Pasearon por el bazar hasta que Carina 4269 se hundió tras el horizonte. Contemplaron la rueda de la fortuna; estudiaron un juego donde los participantes compraban un saquito lleno de piezas de forma irregular a intentaban hacerlas encajar formando un tablero único; observaron otra media docena de juegos distintos, más o menos normales. Llegó el anochecer; los tres se dirigieron a un pequeño restaurante cerca de la Hostería del Marinero Afortunado, donde cenaron pescado con salsa roja, pan de hierba del peregrino, una ensalada de algas y una gran jarra de vino.

—En un sólo aspecto de la existencia puede confiarse en los Thang —dijo Cauch—: en su cocina. En esto son leales. La razón de esta particularidad se me escapa.

—Viene a demostrar —dijo Reith— que no se puede juzgar a un hombre por su mesa.

—Entonces, ¿cómo puede alguien juzgar a sus semejantes? —preguntó Cauch cautelosamente—. Por ejemplo, ¿en qué basas siempre tus cálculos?

—Solo una cosa puedo decir con certeza —respondió Reith—. Las primeras impresiones son siempre erróneas.

Cauch, echándose hacia atrás en su silla, inspeccionó a Reith bajo fruncidas cejas.

—Cierto, completamente cierto. Por ejemplo, es probable que tú no seas el frío desesperado que pareces a primera vista.

—He sido juzgado de otras maneras peores —dijo Reith—. Uno de mis amigos afirma que parezco un hombre de otro mundo.

—Es extraño que digas eso ——observó Cauch—. Un extraño rumor ha llegado recientemente a Zsafathra, afirmando que todos los hombres son originarios de un lejano planeta, un poco como afirman los Redentores de los Yao, y no de la unión del pájaro sagrado xyxyl y el demonio del mar Rhadamth. Además, se dice que hay alguien de este lejano planeta vagando actualmente por el viejo Tschai, realizando los más notables actos: desafiando a los Dirdir, derrotando a los Chasch, persuadiendo a los Wankh. Hay una nueva corriente de pensamiento en Tschai: la convicción de que algo está cambiando. ¿Qué piensas tú de todo esto?
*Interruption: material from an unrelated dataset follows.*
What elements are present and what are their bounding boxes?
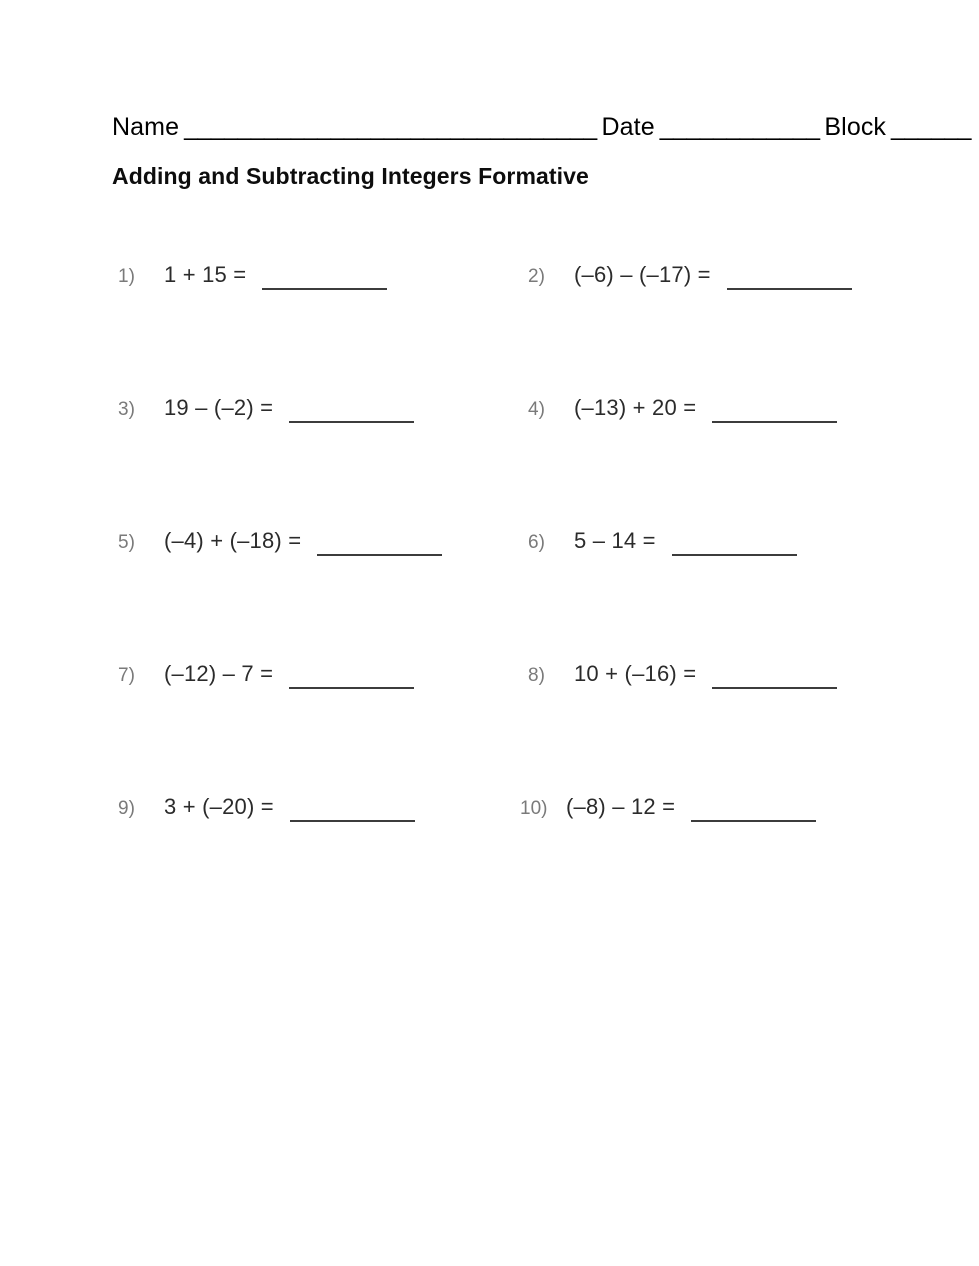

—Supongo que el rumor no es inherentemente absurdo —dijo Reith.

—Un planeta de hombres —dijo Zap 210 con voz muy baja—. ¡Seria algo todavía más extraño y salvaje que Tschai!

—Lo cual, naturalmente, es problemático —observó Cauch con voz de análisis didáctico—, y sin duda irrelevante en nuestro caso actual. Los secretos de la personalidad son engañosos. Por ejemplo, considerémonos nosotros tres. Un honesto zsafathrano y dos reservados vagabundos arrastrados como hojas secas por los vientos del destino. ¿Qué impulsa estos desesperados viajes? ¿Qué se puede ganar en ello? Yo mismo, en toda mi vida, nunca he ido más lejos que el cabo Braise; sin embargo no me siento peor por ello, quizá tan sólo un poco más triste. Os miro a vosotros y me hago preguntas. La muchacha está asustada; el hombre es duro: una finalidad más allá de la comprensión de ella lo impulsa; está llevándola a un lugar donde ella teme ir. Sin embargo, ¿volvería allá de donde viene si pudiera? —Cauch miró al rostro de Zap 210; ella desvió la mirada.
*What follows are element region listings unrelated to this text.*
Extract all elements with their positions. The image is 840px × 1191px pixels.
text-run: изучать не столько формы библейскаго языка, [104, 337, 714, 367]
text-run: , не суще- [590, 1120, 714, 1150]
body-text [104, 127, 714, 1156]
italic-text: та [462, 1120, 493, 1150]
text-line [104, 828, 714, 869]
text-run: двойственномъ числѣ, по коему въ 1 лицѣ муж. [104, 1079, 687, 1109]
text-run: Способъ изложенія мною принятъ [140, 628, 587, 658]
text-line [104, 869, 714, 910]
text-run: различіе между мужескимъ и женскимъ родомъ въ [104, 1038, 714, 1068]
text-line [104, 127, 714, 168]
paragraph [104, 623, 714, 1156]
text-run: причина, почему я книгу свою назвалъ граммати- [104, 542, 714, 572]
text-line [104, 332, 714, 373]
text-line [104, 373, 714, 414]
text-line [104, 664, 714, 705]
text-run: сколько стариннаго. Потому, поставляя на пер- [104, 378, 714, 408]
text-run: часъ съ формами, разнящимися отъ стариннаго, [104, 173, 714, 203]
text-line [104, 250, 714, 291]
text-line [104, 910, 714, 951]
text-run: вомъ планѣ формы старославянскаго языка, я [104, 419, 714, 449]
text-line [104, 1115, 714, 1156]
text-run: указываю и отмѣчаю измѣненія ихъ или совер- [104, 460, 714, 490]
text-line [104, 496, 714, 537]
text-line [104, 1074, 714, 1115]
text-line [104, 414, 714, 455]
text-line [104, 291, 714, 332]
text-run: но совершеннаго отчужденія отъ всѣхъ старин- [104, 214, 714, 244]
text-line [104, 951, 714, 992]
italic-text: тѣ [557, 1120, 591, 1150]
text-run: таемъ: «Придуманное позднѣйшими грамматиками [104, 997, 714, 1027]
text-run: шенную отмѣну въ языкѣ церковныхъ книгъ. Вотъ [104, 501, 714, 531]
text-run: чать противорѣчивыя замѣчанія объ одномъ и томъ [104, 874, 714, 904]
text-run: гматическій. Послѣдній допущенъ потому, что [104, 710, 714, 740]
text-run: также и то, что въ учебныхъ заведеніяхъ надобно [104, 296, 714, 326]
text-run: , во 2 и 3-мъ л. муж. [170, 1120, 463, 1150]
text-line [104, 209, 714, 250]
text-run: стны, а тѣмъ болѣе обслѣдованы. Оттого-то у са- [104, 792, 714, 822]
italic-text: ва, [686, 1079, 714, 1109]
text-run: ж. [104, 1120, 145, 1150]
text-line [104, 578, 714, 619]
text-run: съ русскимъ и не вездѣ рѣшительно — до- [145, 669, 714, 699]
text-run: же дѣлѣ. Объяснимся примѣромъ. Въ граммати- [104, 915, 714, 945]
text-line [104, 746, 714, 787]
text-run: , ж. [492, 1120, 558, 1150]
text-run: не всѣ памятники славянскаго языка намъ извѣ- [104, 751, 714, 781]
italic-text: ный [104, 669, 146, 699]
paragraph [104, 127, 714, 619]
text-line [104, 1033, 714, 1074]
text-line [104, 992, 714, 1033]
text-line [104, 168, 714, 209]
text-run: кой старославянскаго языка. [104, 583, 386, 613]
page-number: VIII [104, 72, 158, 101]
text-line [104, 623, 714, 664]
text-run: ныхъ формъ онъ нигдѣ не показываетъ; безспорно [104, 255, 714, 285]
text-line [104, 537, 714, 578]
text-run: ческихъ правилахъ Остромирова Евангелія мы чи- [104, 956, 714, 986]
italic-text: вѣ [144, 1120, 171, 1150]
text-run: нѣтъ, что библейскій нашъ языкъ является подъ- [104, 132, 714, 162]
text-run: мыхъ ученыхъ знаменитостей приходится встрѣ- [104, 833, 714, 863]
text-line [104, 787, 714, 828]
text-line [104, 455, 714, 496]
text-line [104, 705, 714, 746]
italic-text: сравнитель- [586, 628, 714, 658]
Reith consiguió esbozar una dolorida sonrisa.

—Sin dinero, no iremos a ninguna parte.

—Bah —dijo Cauch desdeñosamente—. Si todo lo que os falta es dinero, tengo el remedio. Una vez a la semana, cada ivensdia, se celebran combates en Urmank. De hecho, Otwile, el campeón, está sentado a una mesa aquí a nuestro lado. —Hizo una seña hacia un hombre totalmente calvo, de más de dos metros de altura, hombros y muslos masivos, cadera estrecha. Estaba sentado a solas bebiendo vino, mirando ociosamente hacia el paseo—. Otwile es un gran luchador —dijo Cauch—. Una vez se enfrentó a un Chasch Verde y aguantó el tipo; al menos, escapó con vida.

—¿Cuál es el premio? —inquirió Reith.

—El hombre que se mantenga cinco minutos dentro del circulo gana cien sequins; se le pagan otros veinte sequins extra por cada hueso roto. A veces Otwile hace que uno gane cien sequins extra en menos de un minuto.

—¿Y si el contrincante vence a Otwile?

Cauch frunció los labios.

—No hay premio para ello; el hecho se considera imposible. ¿Por qué lo preguntas? ¿Tienes intención de aceptar el desafío?